Подставляю ветру лицо и морду,
надышусь пылью впрок.
Как монастырь без города,
город без монастыря одинок.
10 сентября 2019 г.
Цветы Бодлера
И мать и женщина брезгливо пнут поэта,
когда он в луже спит убогий и нагой.
Но он во сне летает высоко,
и любят ангелы его за это.
Парижская луна, ночная кобылица,
краснее красного судьи присяжных лица,
дрожит, как пойманная птица, сон Эйфеля
в дупле борделя.
Там стиракс раненый пространство удивляет,
перекликаются свет, сумрак, форма, цвет,
там богу равен ты, прислушайся, поэт,
и запах говорит, и слышит вещь немая.
Но между скользких, мерзких, голых тел,
какими видеть женщин бог хотел,
есть красота тоски на бледных лицах.
И бог повелевает жизни длиться.
О Винчи, омутных архангелов глаза,
И Микеланджело, Христова плоть грозна,
о смерти сон и стон химеры голой,
бог Босха и бессмертный Гойя!
Строчишь, не веруя, евангелие псам,
задравши ноги, кажешь небесам,
твоим бы бёдрам тёплый уголок,
губам застылым хоть вина глоток.
Давай, мотыга, ковыряйся, чтоб
земля после войны дышала так,
когда её ещё не трогал враг,
и в каждой яме – гроб.
Змеится зарево из бездны или мрака,
скрипят повозки беглые цыган,
всё нищета, неволя и обман,
и вечер жмурится, долистывая Марка.
Жуан был счастлив или пьян,
но был один, хоть у причала
последнего – толпа кричала,
ему и речка – новый океан.
Кривой губой облаял он Христа,
но тишина была ему ответом,
так после смерти пуст престол поэта,
так после жизни смотришь: жизнь пуста.
Ты холодна, а я горяч, о блядь,
сперва ты похоть, а потом ты мать,
да стой, да нет, лежи уж лучше, стерва,
о бог! о сладкое в червях познанья дерево!
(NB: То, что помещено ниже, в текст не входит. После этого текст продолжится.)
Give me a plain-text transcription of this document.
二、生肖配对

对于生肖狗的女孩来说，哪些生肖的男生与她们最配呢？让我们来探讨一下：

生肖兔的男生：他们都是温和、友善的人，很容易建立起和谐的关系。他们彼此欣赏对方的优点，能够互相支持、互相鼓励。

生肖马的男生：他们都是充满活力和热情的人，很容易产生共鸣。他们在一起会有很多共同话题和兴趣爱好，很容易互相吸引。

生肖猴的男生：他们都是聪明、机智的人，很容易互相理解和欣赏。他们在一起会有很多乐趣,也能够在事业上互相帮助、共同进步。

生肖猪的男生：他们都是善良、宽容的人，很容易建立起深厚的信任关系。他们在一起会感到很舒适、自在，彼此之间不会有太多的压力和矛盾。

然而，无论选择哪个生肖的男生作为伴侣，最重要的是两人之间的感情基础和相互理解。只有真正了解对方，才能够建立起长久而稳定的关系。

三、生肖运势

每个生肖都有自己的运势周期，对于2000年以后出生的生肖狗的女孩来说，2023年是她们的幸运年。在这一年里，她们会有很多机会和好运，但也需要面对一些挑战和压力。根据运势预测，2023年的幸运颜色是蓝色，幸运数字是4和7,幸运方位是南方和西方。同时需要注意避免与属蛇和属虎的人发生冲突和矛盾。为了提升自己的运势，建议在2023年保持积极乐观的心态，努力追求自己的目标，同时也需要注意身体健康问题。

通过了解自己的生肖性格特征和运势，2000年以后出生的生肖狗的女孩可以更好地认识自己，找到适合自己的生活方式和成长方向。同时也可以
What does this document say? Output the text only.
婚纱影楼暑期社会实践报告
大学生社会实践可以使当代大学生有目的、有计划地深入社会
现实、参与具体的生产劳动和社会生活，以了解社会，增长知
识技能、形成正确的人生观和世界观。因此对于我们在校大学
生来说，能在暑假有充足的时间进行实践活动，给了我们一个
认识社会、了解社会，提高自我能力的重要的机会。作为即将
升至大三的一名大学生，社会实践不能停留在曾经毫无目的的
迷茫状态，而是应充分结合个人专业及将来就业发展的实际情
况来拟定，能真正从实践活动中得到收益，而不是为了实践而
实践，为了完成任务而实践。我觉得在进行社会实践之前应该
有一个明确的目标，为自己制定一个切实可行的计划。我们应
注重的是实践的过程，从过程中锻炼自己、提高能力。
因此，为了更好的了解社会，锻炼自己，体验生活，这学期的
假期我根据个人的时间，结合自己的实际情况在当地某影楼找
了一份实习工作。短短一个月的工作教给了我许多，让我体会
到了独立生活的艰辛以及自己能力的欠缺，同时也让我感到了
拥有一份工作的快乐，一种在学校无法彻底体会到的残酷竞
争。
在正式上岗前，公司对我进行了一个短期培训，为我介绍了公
Ты пахнешь водкой и окурками майдана,
толпа прыщавых иисусов за тобой,
не бездна ты, а у дороги яма,
мой ослик не спешит к тебе на водопой.
Когда вас будут жрать, как падаль, черви,
вы вспомните, что вас любил поэт,
что сохранит волшебный ваш портрет
в стихах возвышенных Альбом вечерний.
Тебе я говорю из бездны сна:
душа моя угарна и бледна
и как хотел бы я, чтоб этот сон
прошёл меня среди иных времён.
Вдвоём с еврейкой, словно в питерском гробу,
змеились мы холодными телами,
но всей тобой, с гребёнкой и ногами, –
цыганом бредил лошадей табун.
Но знали в мире нашем ты и я
среди обычной и банальной рвоты
такие бездны и бездонные болота,
о чём тоскуют и в аду святые.
А вы, прелестная, когда-нибудь блевали?
Вы клали неповинную свою на плаху?
Вам надевали грубую рубаху?
И ваши ль груди старца согревали?
Кто вас любил и кто вас ненавидел?
Кто вас на площади размазал и разлил?
Вам всё равно – хоть с кем, хоть с инвалидом,
вы знаете хоть миллиметр любви?
Когда тебя, пузырь из-под духов,
засунут в шкаф или в чулане бросят
и выпьет запах роз гнилая осень…
Когда меня, пустой пузырь духов…
Два розовых огня меня зовут, слепя,
ты – яхта, паруса твои шумят,
так ты, склонясь над печкой, варишь суп,
восторженно к тебе себя несу.
Отчаянно визжат сучки под топором,
то тихой осени печальные мотивы,
зрачков твоих я пью зелёный ром,
под мягким снегом засыпают ивы.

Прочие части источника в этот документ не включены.